On Sunday (Nov. 30), the Swiss voted overwhelmingly to reject a referendum that would have required the Swiss National Bank to (a) keep 20% of its reserves in gold bullion and (b) repatriate Swiss gold now stored in Canada and the UK and keep it under Swiss control.

Gold bugs everywhere were bitterly disappointed at the result because the two requirements would almost certainly have driven the price of gold back to the highs around $1923 an ounce reached in September of 2011.

Instead, gold is headed for the bottom again. It dropped another $40 Sunday night after the Swiss results were announced before making a very modest bounce, and it has now broken through the long-term support around $1180 – support that has been solid for 18 months.(See chart below.).

Technical analysts are talking in hushed tones about the next major support: $1,000 an ounce, a price that was last seen in September, 2009.

We Disagree

We disagree. In the near term, we think the current dive is an over-reaction, aided by the usual price manipulation that characterizes the gold market.

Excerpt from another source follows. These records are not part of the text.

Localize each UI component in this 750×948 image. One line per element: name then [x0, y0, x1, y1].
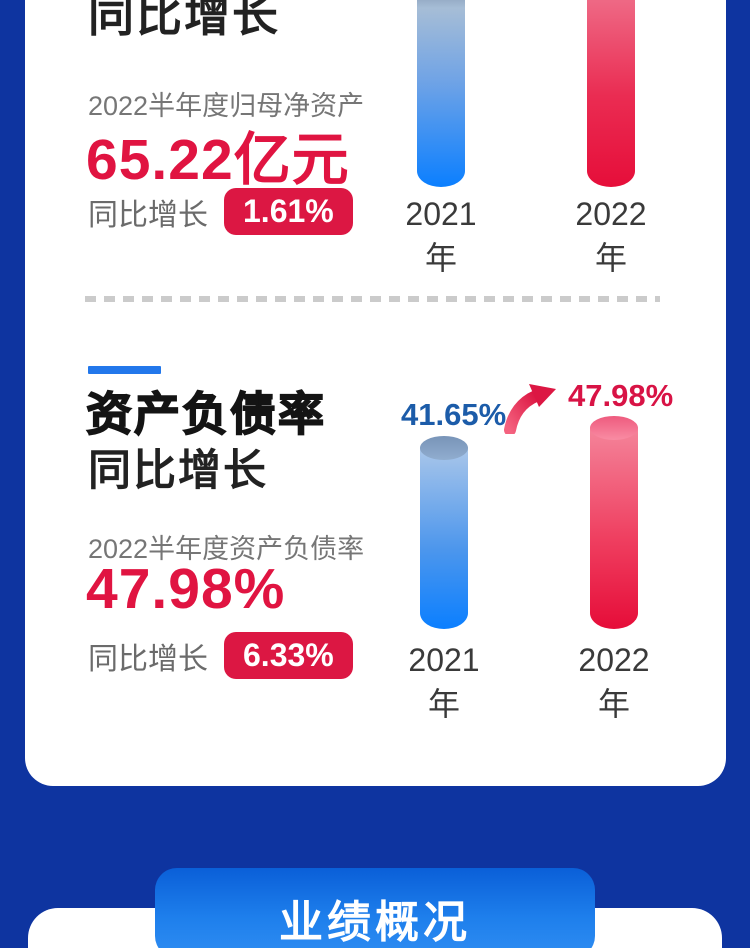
debt-ratio-value-2022: 47.98% [568, 378, 674, 413]
performance-overview-label: 业绩概况 [279, 898, 471, 947]
net-assets-growth-badge: 1.61% [224, 188, 353, 235]
net-assets-year-label-2022: 2022年 [575, 196, 647, 276]
debt-ratio-title: 资产负债率 [85, 387, 326, 441]
debt-ratio-year-label-2021: 2021年 [408, 642, 480, 722]
debt-ratio-subtitle: 同比增长 [88, 447, 268, 495]
debt-ratio-bar-2021 [420, 448, 468, 629]
up-arrow-icon [504, 384, 556, 434]
net-assets-growth-row: 同比增长 1.61% [88, 188, 353, 235]
debt-ratio-year-label-2022: 2022年 [578, 642, 650, 722]
performance-overview-button[interactable]: 业绩概况 [155, 868, 595, 948]
net-assets-metric-label: 2022半年度归母净资产 [88, 91, 365, 121]
debt-ratio-growth-label: 同比增长 [88, 642, 208, 676]
debt-ratio-bar-2021-cap [420, 436, 468, 460]
dashed-divider [85, 296, 660, 302]
accent-bar [88, 366, 161, 374]
debt-ratio-bar-2022 [590, 428, 638, 629]
debt-ratio-growth-row: 同比增长 6.33% [88, 632, 353, 679]
debt-ratio-growth-badge: 6.33% [224, 632, 353, 679]
net-assets-bar-2022 [587, 0, 635, 187]
debt-ratio-value-2021: 41.65% [401, 397, 507, 432]
debt-ratio-bar-2022-cap [590, 416, 638, 440]
net-assets-bar-2021 [417, 0, 465, 187]
net-assets-metric-value: 65.22亿元 [86, 128, 350, 192]
net-assets-growth-label: 同比增长 [88, 198, 208, 232]
net-assets-year-label-2021: 2021年 [405, 196, 477, 276]
debt-ratio-metric-value: 47.98% [86, 557, 286, 621]
net-assets-yoy-title: 同比增长 [88, 0, 280, 41]
debt-ratio-metric-label: 2022半年度资产负债率 [88, 534, 365, 564]
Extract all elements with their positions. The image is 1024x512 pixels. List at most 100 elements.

We see gold futures possibly trading around $1130 this week or next, and probably sliding a little further from that point. But in our view, the market is making lower lows that are part of the process of establishing a reliable bottom for a new rally.

We are short-term bears, but middle- and long-term bulls. It may go down first, but we’re pretty sure it turns back up later.

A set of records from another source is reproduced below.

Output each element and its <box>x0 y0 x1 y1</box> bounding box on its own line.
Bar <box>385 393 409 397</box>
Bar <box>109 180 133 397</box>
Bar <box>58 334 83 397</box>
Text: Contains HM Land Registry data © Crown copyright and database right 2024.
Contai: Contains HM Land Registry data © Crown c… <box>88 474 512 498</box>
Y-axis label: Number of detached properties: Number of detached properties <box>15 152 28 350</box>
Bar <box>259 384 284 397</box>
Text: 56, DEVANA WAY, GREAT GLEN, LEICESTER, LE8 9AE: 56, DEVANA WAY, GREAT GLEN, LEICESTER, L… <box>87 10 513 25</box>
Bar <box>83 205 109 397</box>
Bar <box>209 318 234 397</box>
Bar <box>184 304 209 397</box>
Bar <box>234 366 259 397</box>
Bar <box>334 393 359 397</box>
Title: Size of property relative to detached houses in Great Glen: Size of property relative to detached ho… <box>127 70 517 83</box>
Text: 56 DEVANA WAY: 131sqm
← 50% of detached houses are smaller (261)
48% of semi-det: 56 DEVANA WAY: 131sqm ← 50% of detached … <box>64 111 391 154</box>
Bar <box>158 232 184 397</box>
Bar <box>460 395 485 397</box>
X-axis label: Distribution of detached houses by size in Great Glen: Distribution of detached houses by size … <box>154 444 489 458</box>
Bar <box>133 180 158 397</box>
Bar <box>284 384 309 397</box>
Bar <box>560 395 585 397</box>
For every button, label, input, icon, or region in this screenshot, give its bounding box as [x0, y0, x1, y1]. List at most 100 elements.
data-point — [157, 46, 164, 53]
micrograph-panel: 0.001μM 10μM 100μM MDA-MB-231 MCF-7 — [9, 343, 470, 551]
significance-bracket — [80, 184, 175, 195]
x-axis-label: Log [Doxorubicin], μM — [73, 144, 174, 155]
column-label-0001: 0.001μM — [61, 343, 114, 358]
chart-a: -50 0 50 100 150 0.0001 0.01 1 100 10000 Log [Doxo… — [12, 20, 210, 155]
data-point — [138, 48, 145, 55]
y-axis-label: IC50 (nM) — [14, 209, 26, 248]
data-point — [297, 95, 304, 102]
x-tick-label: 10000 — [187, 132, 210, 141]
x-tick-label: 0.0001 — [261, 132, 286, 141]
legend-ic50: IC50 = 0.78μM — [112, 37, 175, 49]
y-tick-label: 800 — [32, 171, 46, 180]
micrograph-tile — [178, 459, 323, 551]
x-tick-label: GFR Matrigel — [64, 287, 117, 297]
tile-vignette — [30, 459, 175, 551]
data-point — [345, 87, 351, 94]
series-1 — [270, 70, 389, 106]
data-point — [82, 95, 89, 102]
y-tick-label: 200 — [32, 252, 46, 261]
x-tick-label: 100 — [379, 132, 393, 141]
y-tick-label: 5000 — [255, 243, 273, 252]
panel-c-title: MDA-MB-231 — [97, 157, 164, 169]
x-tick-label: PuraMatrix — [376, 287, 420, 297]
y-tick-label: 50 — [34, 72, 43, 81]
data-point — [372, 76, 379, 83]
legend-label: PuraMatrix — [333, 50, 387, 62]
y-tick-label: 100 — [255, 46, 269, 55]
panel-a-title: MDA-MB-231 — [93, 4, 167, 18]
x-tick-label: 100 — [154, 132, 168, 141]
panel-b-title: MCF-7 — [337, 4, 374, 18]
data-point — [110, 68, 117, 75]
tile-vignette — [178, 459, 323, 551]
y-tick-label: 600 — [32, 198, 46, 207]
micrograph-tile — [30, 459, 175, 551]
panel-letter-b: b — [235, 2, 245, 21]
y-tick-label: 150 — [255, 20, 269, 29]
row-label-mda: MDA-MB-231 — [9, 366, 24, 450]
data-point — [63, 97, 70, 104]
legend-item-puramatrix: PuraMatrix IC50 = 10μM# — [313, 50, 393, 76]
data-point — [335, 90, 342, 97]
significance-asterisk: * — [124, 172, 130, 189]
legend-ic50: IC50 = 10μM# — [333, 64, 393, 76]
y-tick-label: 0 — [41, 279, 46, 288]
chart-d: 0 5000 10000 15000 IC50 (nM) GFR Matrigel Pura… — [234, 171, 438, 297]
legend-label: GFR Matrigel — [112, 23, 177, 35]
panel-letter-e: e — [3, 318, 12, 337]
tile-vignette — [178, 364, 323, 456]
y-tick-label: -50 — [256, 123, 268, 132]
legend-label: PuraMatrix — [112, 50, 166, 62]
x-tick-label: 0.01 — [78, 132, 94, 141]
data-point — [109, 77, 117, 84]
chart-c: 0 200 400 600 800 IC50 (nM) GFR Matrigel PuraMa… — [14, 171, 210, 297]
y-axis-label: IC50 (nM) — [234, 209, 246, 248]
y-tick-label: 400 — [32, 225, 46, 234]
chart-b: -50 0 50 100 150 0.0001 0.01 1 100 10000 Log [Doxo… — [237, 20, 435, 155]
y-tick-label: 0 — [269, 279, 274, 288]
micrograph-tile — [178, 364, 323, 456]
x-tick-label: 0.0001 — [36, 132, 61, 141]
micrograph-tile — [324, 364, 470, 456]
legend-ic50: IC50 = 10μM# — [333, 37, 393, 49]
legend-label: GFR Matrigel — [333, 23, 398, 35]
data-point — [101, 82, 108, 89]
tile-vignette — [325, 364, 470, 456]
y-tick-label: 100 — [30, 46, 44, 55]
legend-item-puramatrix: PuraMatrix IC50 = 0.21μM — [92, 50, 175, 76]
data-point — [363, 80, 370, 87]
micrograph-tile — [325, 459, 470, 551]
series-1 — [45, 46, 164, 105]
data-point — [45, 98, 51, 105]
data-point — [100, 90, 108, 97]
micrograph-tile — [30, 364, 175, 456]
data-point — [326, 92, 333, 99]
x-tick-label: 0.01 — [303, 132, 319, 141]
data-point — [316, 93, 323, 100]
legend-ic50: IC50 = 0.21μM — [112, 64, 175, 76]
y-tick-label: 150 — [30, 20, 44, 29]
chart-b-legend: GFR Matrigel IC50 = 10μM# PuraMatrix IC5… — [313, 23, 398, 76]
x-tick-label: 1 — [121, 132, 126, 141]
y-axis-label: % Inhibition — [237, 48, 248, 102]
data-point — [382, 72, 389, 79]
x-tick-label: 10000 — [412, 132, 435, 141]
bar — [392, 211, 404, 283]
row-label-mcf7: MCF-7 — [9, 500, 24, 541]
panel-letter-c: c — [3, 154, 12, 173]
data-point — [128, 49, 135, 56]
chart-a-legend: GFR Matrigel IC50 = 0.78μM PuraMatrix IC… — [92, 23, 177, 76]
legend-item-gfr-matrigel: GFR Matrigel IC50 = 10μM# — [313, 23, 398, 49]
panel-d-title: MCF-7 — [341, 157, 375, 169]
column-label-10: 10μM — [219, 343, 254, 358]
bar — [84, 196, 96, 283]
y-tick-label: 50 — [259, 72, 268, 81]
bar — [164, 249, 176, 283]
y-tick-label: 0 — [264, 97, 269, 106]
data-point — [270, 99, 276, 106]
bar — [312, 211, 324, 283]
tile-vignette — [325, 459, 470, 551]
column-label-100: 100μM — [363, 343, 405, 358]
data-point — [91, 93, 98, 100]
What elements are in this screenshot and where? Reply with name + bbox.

  • Our first buy level is $1132.50-34.50.
  • Our second buy level is 1118.50 – 20.50

Crude and Copper

Something that merits closer attention are the sharp declines affecting a broad range of commodities, notably oil, copper, and silver. Crude and copper in particular are the foundations of industrial economies. When they fall in price, other economic indicators are likely to follow.

Falling prices are always welcome; everybody loves to pay less. But these sharp, explosive declines are worrisome. They suggest the global economy is slowing down, sharply and quickly, and that is definitely not good news.